The emphasis on entertainment over competition means that the experience itself becomes a victory. And unlike traditional baseball games, where some portion of the crowd leaves disappointed, Banana Ball games send everyone home happy, regardless of the score.
Being present at a Banana Ball game is the epitome of collective effervescence, the feeling of energy and harmony when people are engaged in a shared purpose. It is in the collective that makes the Bananas particularly effective at combating loneliness with its understanding of ritual and community-building.

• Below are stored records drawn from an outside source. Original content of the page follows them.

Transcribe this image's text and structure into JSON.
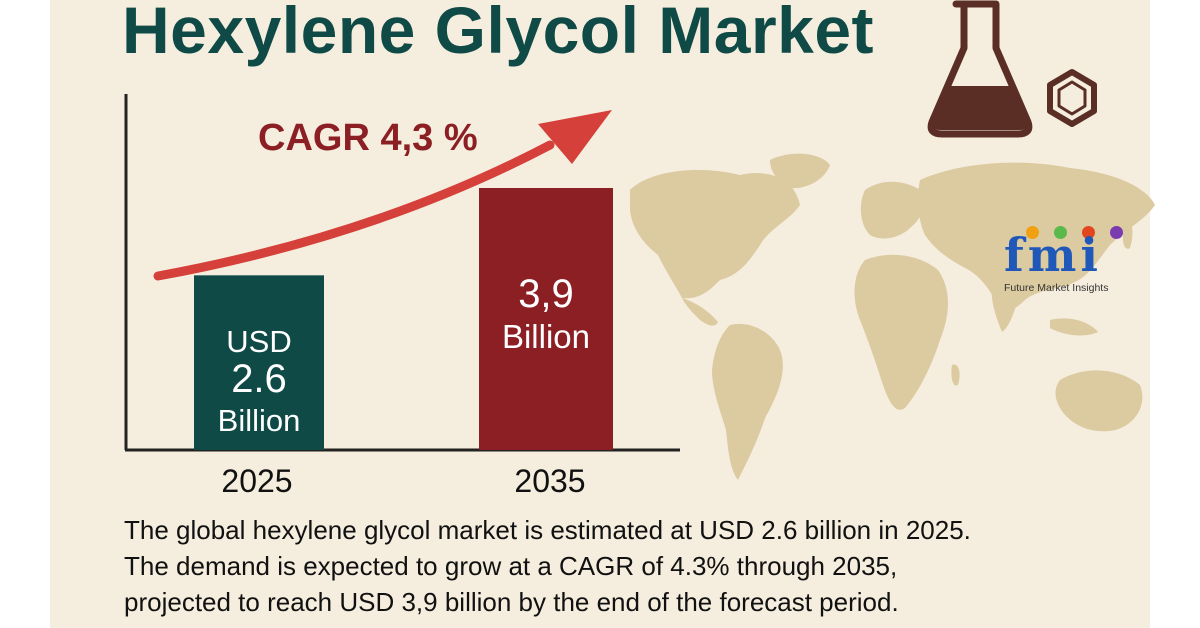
{
  "title": "Hexylene Glycol Market",
  "chart_data": {
    "type": "bar",
    "categories": [
      "2025",
      "2035"
    ],
    "values": [
      2.6,
      3.9
    ],
    "bar_labels": [
      [
        "USD",
        "2.6",
        "Billion"
      ],
      [
        "3,9",
        "Billion"
      ]
    ],
    "annotation": "CAGR 4,3 %",
    "colors": [
      "#0f4a47",
      "#8c1f24"
    ],
    "arrow_color": "#d5403a"
  },
  "logo": {
    "mark": "fmi",
    "subtitle": "Future Market Insights",
    "dot_colors": [
      "#f0a010",
      "#59b94a",
      "#e2461f",
      "#7a3bb0"
    ]
  },
  "description": [
    "The global hexylene glycol market is estimated at USD 2.6 billion in 2025.",
    "The demand is expected to grow at a CAGR of 4.3% through 2035,",
    "projected to reach USD 3,9 billion by the end of the forecast period."
  ],
  "colors": {
    "background": "#f5eedf",
    "title": "#0f4a47",
    "map": "#dccaa0",
    "flask": "#5a2e24"
  }
}
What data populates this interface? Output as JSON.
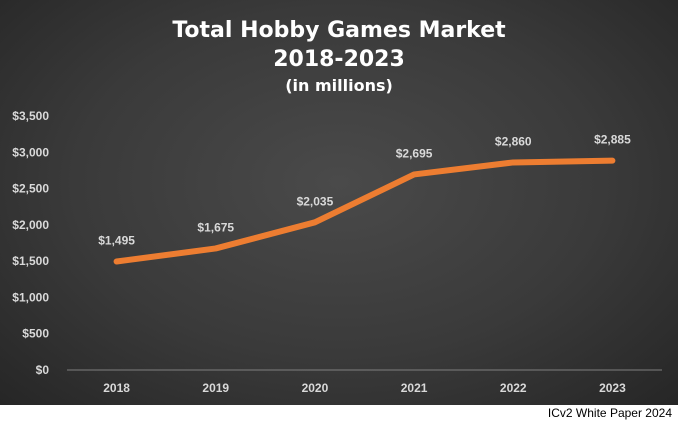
{
  "chart_data": {
    "type": "line",
    "title_lines": [
      "Total Hobby Games Market",
      "2018-2023",
      "(in millions)"
    ],
    "categories": [
      "2018",
      "2019",
      "2020",
      "2021",
      "2022",
      "2023"
    ],
    "values": [
      1495,
      1675,
      2035,
      2695,
      2860,
      2885
    ],
    "data_labels": [
      "$1,495",
      "$1,675",
      "$2,035",
      "$2,695",
      "$2,860",
      "$2,885"
    ],
    "y_ticks": [
      0,
      500,
      1000,
      1500,
      2000,
      2500,
      3000,
      3500
    ],
    "y_tick_labels": [
      "$0",
      "$500",
      "$1,000",
      "$1,500",
      "$2,000",
      "$2,500",
      "$3,000",
      "$3,500"
    ],
    "ylim": [
      0,
      3500
    ],
    "grid": false,
    "xlabel": "",
    "ylabel": "",
    "line_color": "#ed7d31",
    "background_color": "#3a3a3a"
  },
  "source_note": "ICv2 White Paper 2024"
}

Perhaps most importantly, the Bananas demonstrate how individual experiences of connection can ripple outward into broader community healing. Attendees don't just connect with the team or other fans during the game; they carry that energy back into their daily lives, approaching their communities with renewed enthusiasm for connection.
The team has sold out every game since their 2016 inaugural season in Savannah, Georgia, and has since grown a ticket waitlist of more than two million fans from all over the world.
I had the pleasure of being one of the 88,000 fans who had a blast in Busch Stadium in St. Louis over the two-day period. There was a palpable, joy-filled energy that permeated out to the rest of the city.
In St. Louis alone, Bananas fans traveled from 44 states and Canada, supporting the local economy through tourism.
And while social media can hold some responsibility for the increase in our feelings of isolation, the Savannah Bananas have used it to grow their movement. They are considered TikTok's “Favorite Team,” and have more followers on that platform than any MLB club, bringing eyes to over 300 million views and more than 15 million social media followers.
The Savannah Bananas offer more than entertainment—they provide a masterclass in combating loneliness through intentional community building. Their success suggests that addressing America's isolation epidemic should prioritize joy, inclusion, and shared humanity over competition and division.
In a world that often feels fractured and polarized, maybe we all need a little more Banana Ball—where, in a ballpark or stadium, strangers become friends through the simple act of dancing, clapping, and laughing together between innings.
Lynn Schmidt is a columnist and Editorial Board member with the St. Louis Post-Dispatch. She holds a master's of science in political science as well as a bachelor's of science in nursing.